In the humanity of those challenged by bipolarism, unipolarism, depression, dysthymic disorder, autism spectrum disorders, mood disorder, and a host of other mental health issues, there exist zones of nothingness.
In most of these conditions, people experience alternating reality of highs and lows in which they feel unusually buoyant and energetic and then overwhelmed by sadness, guilt and some degree of hopelessness.
The medical dictionary says, "these periods may last for days, weeks, or months and run the spectrum from mild to severe. These episodes may be separated by periods of emotional stability in which the individual functions normally."
Severe lows characterise nothingness. These can appear with or without warning, with or without recognisable triggers, and may follow a period of energetic interaction or one of repose.
Nothingness renders you a tenant in your own body. You are a tourist on the boardwalk of the vast ocean that is you, watching yourself ebb and flow and not being able to do one thing to influence it. In fact, it is unresponsive to influencers.
When this lodger occupies me, I say to those who empathise with it sufficiently, "I am not user-friendly" and that, I've found, is an adequate cue to warn them to leave me alone.
Generally, I withdraw and I always say that action is to protect others.
But withdrawal, while necessary, is uncomfortable for those with whom you have constant interaction–for me, that's one sister, one aunt, one girlfriend, and one boyfriend. They abruptly find that their calls are not being answered or returned.
Nothingness says, "Talk to the hand" or the answering service or someone else–not me; not today!
Good people, sometimes I want to respond but then you start asking me stuff like, "You're eating? You're taking you meds?" (my sister's favourite duo), or the disbelieving "What's wrong with you?" because I am in the yard and my clothes are on me in the correct order.
Ordinarily those are not offensive but in a period of nothingness, even good morning greetings can make one testy!
Two weeks ago when I was sliding down the slippery slope and you could hear the "fedupness" in my voice–it usually bleeps everything–my girlfriend suggested that what I need was a "kick in my a**e!"
But, she reads this column every week and understands the issues beyond most people, so, I knew she was jesting and I ignored the comment.
No external action really impacts the nothing zone. One cannot just "get over herself" and no degree of posterior infractions is likely to change the colour of the mood.
Nothingness, quite apart from pulling away from friends and family, has a telling effect on its captive body.
Getting out of bed each day is an issue. For my therapy, I have dogs that need food, water, and exercise daily, and cats that remind me that I'm responsible for their wellbeing. I used those and my garden as my fight back against staying under the covers for the past two weeks.
I heard myself say about six times in as many days, "I do not like people". My Aunt Agatha who is a rock in my life and always a port, whichever wind blows in, compassionately said, "Indeed, you can get fed-up of people. And more so because people are especially un-nice these days."

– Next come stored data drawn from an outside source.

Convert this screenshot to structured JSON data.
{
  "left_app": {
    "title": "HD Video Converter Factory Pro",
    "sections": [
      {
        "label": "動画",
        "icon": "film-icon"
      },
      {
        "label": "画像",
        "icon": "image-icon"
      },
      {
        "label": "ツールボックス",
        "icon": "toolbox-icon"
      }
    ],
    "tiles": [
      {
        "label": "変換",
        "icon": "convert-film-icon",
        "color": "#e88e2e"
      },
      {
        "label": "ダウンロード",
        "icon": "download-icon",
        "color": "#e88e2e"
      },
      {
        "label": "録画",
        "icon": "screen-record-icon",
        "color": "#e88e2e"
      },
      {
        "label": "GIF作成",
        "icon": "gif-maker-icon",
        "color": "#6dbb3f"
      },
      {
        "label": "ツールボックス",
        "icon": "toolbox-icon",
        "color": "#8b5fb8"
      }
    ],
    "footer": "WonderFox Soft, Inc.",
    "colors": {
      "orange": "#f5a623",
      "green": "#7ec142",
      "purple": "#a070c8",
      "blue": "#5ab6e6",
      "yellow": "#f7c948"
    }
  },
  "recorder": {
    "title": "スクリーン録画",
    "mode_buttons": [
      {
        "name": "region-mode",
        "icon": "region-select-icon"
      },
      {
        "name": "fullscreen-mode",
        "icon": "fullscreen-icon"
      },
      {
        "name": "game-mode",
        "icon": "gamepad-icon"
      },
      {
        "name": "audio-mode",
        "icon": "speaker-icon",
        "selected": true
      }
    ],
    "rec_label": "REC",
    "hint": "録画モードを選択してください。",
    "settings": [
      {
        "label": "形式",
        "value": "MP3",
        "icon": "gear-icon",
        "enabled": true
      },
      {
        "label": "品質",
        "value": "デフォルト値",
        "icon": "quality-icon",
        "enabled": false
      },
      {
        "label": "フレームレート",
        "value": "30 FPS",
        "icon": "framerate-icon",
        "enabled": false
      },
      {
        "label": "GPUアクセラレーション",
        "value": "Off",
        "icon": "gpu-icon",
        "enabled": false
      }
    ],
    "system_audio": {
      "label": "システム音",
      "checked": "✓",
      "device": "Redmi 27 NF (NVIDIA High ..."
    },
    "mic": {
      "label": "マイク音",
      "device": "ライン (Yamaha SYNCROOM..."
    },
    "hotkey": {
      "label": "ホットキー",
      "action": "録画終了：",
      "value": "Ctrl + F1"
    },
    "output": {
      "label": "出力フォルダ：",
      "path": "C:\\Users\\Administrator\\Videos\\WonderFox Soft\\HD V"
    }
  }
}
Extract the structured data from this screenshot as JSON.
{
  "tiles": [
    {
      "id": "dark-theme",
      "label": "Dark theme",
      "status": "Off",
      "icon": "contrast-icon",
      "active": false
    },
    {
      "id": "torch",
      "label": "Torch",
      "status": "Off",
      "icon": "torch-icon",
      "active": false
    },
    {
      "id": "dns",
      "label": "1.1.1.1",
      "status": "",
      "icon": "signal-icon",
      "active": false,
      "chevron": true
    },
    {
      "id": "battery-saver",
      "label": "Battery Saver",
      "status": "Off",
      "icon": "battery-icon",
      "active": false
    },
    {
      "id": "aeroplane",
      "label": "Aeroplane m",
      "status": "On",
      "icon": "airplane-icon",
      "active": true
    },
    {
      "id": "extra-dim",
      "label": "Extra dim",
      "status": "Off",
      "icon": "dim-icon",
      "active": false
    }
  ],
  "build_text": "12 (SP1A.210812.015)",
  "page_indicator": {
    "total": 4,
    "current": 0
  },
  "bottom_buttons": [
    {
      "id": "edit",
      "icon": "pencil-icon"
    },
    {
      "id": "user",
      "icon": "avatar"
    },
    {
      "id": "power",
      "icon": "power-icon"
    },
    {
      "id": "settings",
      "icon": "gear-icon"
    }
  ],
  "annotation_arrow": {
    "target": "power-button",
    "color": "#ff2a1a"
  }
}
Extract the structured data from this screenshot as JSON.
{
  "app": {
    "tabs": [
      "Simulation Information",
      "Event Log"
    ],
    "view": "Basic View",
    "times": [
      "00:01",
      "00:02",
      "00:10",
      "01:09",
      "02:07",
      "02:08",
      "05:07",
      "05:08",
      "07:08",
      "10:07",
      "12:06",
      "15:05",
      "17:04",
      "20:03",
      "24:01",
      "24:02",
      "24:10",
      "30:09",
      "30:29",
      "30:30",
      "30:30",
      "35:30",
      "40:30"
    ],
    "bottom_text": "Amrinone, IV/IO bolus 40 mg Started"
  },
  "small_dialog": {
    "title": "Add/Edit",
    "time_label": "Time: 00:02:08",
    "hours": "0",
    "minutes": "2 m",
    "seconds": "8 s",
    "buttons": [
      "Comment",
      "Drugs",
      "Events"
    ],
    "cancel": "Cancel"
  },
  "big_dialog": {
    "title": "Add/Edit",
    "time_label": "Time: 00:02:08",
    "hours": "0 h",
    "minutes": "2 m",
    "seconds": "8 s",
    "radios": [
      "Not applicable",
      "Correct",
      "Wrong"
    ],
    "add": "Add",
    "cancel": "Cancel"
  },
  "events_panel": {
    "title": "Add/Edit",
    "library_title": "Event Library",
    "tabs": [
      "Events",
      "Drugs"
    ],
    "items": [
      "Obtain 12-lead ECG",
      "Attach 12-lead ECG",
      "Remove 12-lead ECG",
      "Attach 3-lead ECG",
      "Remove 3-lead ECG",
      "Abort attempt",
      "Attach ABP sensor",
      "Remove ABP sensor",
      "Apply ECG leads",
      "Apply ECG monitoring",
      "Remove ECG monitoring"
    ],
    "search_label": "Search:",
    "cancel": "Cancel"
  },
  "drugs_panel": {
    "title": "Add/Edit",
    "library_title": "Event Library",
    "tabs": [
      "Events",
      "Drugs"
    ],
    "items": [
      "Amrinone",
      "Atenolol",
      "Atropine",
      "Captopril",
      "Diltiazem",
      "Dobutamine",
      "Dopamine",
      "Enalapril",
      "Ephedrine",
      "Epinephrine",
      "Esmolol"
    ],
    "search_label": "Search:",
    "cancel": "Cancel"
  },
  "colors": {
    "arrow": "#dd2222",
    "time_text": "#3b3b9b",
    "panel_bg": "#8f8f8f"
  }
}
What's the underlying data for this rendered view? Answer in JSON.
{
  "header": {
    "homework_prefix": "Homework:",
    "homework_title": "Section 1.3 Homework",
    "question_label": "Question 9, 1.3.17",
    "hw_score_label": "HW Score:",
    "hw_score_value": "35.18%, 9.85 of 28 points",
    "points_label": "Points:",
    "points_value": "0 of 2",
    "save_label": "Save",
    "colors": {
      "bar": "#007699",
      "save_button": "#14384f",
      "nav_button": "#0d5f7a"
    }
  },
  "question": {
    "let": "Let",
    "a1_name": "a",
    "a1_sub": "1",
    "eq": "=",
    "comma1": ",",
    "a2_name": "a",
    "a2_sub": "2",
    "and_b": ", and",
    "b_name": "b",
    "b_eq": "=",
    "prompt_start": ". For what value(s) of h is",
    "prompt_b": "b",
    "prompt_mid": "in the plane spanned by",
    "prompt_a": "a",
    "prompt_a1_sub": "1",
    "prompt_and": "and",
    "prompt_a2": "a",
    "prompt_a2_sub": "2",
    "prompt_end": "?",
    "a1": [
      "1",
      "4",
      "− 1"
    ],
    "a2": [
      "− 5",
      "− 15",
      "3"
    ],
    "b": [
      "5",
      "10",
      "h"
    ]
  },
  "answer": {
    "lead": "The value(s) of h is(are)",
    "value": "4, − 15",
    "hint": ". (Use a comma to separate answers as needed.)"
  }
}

The thing is though, when in a place of nothingness, I honestly have no inclination to be with or around people.
In fact, a long time ago I realised that I had been sinking into that symptom of staying away from groups, events, and the like. But being anti-social protects me from overexposure and shields others from moods that beset me unpredictably.
Nothingness does not like to bathe or pay attention to personal hygiene so the bathroom is a spiteful place where it goes for daily punishment, if or when it goes! It hates food, but loves snacks–nuts, potato crisps, brownies, cake, in fact anything with sugar would suffice.
Depending on which mental health condition attends, one can arrive at nothingness after running the gamut of experiencing "feelings of self-importance, elation, talkativeness, increased sociability, and a desire to embark on goal-oriented activities, coupled with the characteristics of irritability, impatience, impulsiveness, hyperactivity, and a decreased need for sleep." (medical-dictionary.com)
Or, for long periods, one can be at a point of "extremely low energy, slowed mental and physical processes, and more profound fatigue", better described here as nothingness.
You can complete your oscillation in 24 hours, one day, one week, one month or two years, again, depending on what portends,
So, for those who think we're eliciting sympathy or being indulgent, nothingness is an authentic condition–a dead zone of sort, where all kinds of zombies play on your mind and with your body, too.
And, for the benefit of those who asked about my nothingness of which I spoke in last week's column, I hope that I have pierced the darkness adequately.